Editor Djuaesih, wanita kelahiran Sukabumi, putri dari R.O. Abbas dan R. Omara S menjadi wanita pertama yang tampil di mimbar Muktamar NU. /nu online
Silahkan bagikan

VISI.NEWS | LAMPUNG – Djuaesih lahir pada Juni 1901 di Sukabumi. Ia tidak mengikuti pendidikan formal dan hanya belajar kepada orang tuanya R.O. Abbas dan R. Omara S yang membekalinya dengan ilmu agama.

Pada tahun 1946 ibu-ibu di kalangan Nahdlatul Ulama (NU) yang didorong para kiai mendirikan organisasi, Muslimat. Nyai Djuaesih adalah ketuanya pada periode 1950-1952. Meski menjadi sosok perintis Muslimat NU, ia tak begitu menonjol sebagai organisator. Dia lebih populer sebagai mubalighah dalam kepengurusan Muslimat NU Jawa Barat.

Meski demikian, ia memiliki reputasi yang tak dimiliki banyak perempuan NU karena dialah perempuan pertama yang naik ke mimbar resmi organisasi NU, tepatnya dalam forum persidangan Muktamar ke13 NU di Menes, Banten tahun 1938. Disusul kemudian Nyai Siti Syarah, tokoh perempuan NU dari Menes.
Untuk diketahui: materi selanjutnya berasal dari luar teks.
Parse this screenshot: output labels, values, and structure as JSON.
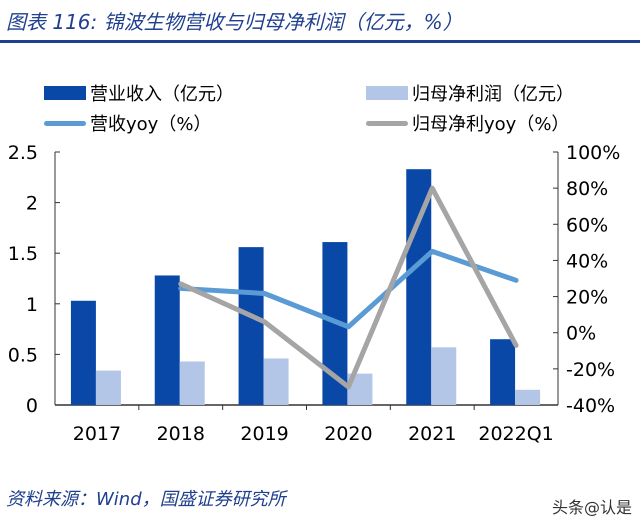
{
  "title": "图表 116:  锦波生物营收与归母净利润（亿元，%）",
  "source": "资料来源：Wind，国盛证券研究所",
  "watermark": "头条@认是",
  "colors": {
    "revenue": "#0a48a8",
    "net_profit": "#b4c6e7",
    "revenue_yoy": "#5b9bd5",
    "profit_yoy": "#a5a5a5",
    "title": "#1f3f8f"
  },
  "chart_data": {
    "type": "bar+line",
    "categories": [
      "2017",
      "2018",
      "2019",
      "2020",
      "2021",
      "2022Q1"
    ],
    "series": [
      {
        "name": "营业收入（亿元）",
        "type": "bar",
        "axis": "left",
        "values": [
          1.03,
          1.28,
          1.56,
          1.61,
          2.33,
          0.65
        ]
      },
      {
        "name": "归母净利润（亿元）",
        "type": "bar",
        "axis": "left",
        "values": [
          0.34,
          0.43,
          0.46,
          0.31,
          0.57,
          0.15
        ]
      },
      {
        "name": "营收yoy（%）",
        "type": "line",
        "axis": "right",
        "values": [
          null,
          24.5,
          21.7,
          3.3,
          45,
          29
        ]
      },
      {
        "name": "归母净利yoy（%）",
        "type": "line",
        "axis": "right",
        "values": [
          null,
          27,
          6,
          -30,
          80,
          -7
        ]
      }
    ],
    "left_axis": {
      "range": [
        0,
        2.5
      ],
      "ticks": [
        "0",
        "0.5",
        "1",
        "1.5",
        "2",
        "2.5"
      ]
    },
    "right_axis": {
      "range": [
        -40,
        100
      ],
      "ticks": [
        "-40%",
        "-20%",
        "0%",
        "20%",
        "40%",
        "60%",
        "80%",
        "100%"
      ]
    },
    "legend_placement": "top",
    "grid": false
  }
}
Berikut ini laporan Berita Nahdlatoel Oelama No 6 tahun ke-10 edisi 19 Januari 1941, hal.4/86  “Kemudian dari pada itu, tampillah ke muka, Ny Djunaesih, voorzitter (ketua) Muslimat NU Bandung yang telah memerlukan datang di kongres ini, berhubung kecintaan dan tertarik beliau kepadanya. Dengan panjang lebar menerangkan akan asas dan tujuan dari NU adalah suatu perkumpulan yang sengaja mendidik umat Islam ke jurusan agamanya dengan seluas-luasnya. Di dalam agama Islam bukan saja kaum laki-laki yang harus dididik tentang soal-soal yang berkenaan dengan agamanya, bahkan kaum perempuan juga harus mendapat didikan yang selaras dengan kehendak dan tuntunan agama, sebagaimana lakinya. Inilah natinya yang akan dapat membawa keamanan dunia dan akhirat.”
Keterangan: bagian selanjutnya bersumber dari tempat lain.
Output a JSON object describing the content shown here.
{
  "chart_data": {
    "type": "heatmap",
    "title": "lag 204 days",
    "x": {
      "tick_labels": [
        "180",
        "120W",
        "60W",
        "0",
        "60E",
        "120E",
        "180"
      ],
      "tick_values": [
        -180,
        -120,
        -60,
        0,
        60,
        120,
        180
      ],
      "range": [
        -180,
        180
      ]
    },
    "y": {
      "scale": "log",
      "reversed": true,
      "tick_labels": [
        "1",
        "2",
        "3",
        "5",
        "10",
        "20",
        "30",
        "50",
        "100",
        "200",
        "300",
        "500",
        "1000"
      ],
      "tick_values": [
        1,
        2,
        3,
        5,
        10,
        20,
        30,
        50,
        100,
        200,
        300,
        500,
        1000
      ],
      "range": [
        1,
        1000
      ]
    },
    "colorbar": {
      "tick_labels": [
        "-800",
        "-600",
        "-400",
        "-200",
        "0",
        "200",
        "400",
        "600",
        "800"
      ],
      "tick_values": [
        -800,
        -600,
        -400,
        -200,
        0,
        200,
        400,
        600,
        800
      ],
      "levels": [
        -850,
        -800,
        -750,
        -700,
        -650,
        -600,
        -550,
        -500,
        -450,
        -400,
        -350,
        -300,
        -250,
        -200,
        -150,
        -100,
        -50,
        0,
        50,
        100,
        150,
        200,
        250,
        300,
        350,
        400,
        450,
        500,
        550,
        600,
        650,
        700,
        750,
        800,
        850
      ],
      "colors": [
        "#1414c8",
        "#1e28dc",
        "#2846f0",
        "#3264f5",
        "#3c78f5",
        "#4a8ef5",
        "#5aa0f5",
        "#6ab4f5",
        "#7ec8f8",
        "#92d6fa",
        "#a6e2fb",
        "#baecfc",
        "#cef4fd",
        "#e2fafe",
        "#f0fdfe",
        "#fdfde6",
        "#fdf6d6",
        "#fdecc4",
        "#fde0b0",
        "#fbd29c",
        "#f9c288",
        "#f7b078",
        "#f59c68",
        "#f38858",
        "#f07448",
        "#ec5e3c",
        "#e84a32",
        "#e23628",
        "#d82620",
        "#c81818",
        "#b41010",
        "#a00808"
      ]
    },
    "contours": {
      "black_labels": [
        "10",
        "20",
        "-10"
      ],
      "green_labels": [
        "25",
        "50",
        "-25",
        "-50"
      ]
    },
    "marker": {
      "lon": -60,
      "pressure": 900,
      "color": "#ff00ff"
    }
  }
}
Djuaesih memiliki kemampuan alamiah sebagai mubalighah dan cukup terkenal di Jawa Barat. la sering memberikan ceramah agama bagi ibu-ibu di berbagai pelosok Jawa Barat seperti di Pandeglang, Tasikmalaya, Sukabumi, Ciamis, dan Bekasi. Persentuhannya dengan NU muncul setelah menikah dengan Danuatmadja alias H. Bustomi, seorang pengurus NU Jawa Barat.
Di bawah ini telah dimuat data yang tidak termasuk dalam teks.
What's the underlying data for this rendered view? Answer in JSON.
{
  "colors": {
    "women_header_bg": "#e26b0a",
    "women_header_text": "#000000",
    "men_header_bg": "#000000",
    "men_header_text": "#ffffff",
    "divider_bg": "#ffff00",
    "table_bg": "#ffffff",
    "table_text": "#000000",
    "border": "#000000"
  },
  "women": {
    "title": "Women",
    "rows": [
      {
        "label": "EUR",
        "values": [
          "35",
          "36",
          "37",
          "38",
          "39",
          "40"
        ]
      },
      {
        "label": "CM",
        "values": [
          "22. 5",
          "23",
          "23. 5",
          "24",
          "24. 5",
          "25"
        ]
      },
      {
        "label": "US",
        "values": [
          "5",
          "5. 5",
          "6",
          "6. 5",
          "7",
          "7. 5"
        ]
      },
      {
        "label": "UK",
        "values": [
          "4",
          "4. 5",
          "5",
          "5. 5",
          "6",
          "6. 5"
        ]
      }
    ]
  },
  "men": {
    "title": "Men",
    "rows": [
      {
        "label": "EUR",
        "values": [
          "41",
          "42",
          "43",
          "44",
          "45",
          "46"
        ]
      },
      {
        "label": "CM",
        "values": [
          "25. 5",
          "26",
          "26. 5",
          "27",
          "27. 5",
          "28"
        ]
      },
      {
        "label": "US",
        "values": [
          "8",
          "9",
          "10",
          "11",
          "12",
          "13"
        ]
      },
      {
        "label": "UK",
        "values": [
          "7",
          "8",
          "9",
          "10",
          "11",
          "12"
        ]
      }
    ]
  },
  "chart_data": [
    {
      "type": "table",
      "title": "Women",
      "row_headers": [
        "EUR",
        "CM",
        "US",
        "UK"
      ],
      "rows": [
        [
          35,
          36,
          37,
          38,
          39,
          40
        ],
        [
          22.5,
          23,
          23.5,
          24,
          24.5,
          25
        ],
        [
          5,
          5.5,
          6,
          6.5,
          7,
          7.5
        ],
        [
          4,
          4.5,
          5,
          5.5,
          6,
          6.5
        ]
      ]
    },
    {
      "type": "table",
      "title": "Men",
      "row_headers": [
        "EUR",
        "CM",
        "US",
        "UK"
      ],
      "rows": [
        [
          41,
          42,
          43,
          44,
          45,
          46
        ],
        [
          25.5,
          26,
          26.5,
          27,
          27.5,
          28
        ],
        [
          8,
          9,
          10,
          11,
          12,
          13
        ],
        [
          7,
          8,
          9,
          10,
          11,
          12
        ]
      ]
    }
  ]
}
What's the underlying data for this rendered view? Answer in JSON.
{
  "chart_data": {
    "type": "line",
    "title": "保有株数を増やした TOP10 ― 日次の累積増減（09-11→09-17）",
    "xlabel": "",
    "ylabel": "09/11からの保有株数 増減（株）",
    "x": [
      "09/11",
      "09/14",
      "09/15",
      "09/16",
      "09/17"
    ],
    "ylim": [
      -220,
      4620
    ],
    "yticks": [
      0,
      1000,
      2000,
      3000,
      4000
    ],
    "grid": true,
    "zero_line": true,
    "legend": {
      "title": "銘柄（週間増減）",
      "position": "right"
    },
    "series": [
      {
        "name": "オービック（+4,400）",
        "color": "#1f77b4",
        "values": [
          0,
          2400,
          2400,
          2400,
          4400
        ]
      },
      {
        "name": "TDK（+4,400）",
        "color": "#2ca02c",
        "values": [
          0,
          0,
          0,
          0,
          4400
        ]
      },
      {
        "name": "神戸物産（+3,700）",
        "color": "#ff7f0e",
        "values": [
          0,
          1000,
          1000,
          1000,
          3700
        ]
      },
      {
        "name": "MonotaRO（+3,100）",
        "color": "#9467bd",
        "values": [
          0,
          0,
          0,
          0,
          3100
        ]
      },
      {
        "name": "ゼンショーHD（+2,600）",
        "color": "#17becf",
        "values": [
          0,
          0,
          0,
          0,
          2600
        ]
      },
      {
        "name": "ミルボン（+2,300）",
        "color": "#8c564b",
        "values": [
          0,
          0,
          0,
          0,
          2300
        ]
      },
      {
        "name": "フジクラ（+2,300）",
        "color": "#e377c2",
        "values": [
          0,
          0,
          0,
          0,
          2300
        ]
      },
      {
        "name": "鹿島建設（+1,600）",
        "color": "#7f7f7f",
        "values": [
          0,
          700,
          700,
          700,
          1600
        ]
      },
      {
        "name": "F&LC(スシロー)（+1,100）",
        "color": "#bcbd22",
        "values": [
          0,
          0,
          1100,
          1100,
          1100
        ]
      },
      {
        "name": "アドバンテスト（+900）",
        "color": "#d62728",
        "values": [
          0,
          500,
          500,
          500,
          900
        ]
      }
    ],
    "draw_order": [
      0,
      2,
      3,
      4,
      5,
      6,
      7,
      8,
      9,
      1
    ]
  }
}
Baca Juga :  Tragis dan Menyakitkan, Italia Gagal ke Final Piala Dunia 2022 Qatar

Dalam berbagai acara organisasi ia menyertai suaminya. Ia pun merasa bahwa NU perlu mengorganisasi para perempuannya agar bisa ikut bersama-sama berdakwah. Djuaesih mempunyai sumbangan besar dalam gerakan perempuan di lingkungan NU dengan gagasannya mendirikan organisasi khusus bagi kaum hawa di lingkungan NU.

Menurutnya, NU mempunyai kewajiban untuk berdakwah menyebarkan ajaran Islam, dan itu bukan hanya tanggung jawab kaum pria. Karena itu, ia mengusulkan agar perempuan NU dapat menjadl anggota dan aktif serta memiliki wadah organisasi sendiri.

Dalam forum Muktamar NU di Menes tersebut, sebagaimana dilukiskan Mahbib Khoiron yang mengutip “50 Tahun Muslimat NU, Berkhidmat untuk Agama, Negara & Bangsa”, 1996 (Jakarta: PP Muslimat NU), Djuaesih menyatakan, ”Di dalam agama Islam, bukan saja kaum laki-laki yang harus dididik mengenai pengetahuan agama dan pengetahuan lain. Kaum wanita juga wajib mendapatkan didikan yang selaras dengan kehendak dan tuntutan agama. Karena itu, kaum wanita yang tergabung dalam Nahdlatul Ulama mesti bangkit….”

Meskipun menjadi salah satu perintis organisasi perempuan NU, ia tidak menduduki jabatan tertentu pada kepengurusan pertama Muslimat NU Jawa Barat. Baru pada periode 1950-1952 Djuaesih menjabat sebagai ketua. “Di dalam Islam bukan saja kaum laki-laki yang harus dididik mengenai pengetahuan agama dan pengetahuan lain. Kaum wanita pun wajib mendapatkan didikan yang selaras dengan kehendak dan tuntutan agama. Karena itu, kami wanita yang tergabung dalam NU mesti bangkit.”@mpa/nu/abdullah alawi

M Purnama Alam

Tinggalkan Balasan

Alamat email Anda tidak akan dipublikasikan. Ruas yang wajib ditandai *

Next Post

Peran Sentral Ibu dalam Ekonomi Sirkular Persampahan

Rab Des 22 , 2021
Silahkan bagikanVISI.NEWS | BANDUNG – Sekretaris Daerah (Sekda) Provinsi Jawa Barat (Jabar) Setiawan Wangsaatmaja menyatakan, ibu memiliki peran penting dalam menggerakkan ekonomi sirkular pengelolaan sampah rumah tangga. Menurut Setiawan, dalam rumah tangga, ibu dapat mendorong anggota keluarga untuk sama-sama mengurangi atau memilah sampah, menyediakan fasilitas sampah, dan mengedukasi anggota keluarga […]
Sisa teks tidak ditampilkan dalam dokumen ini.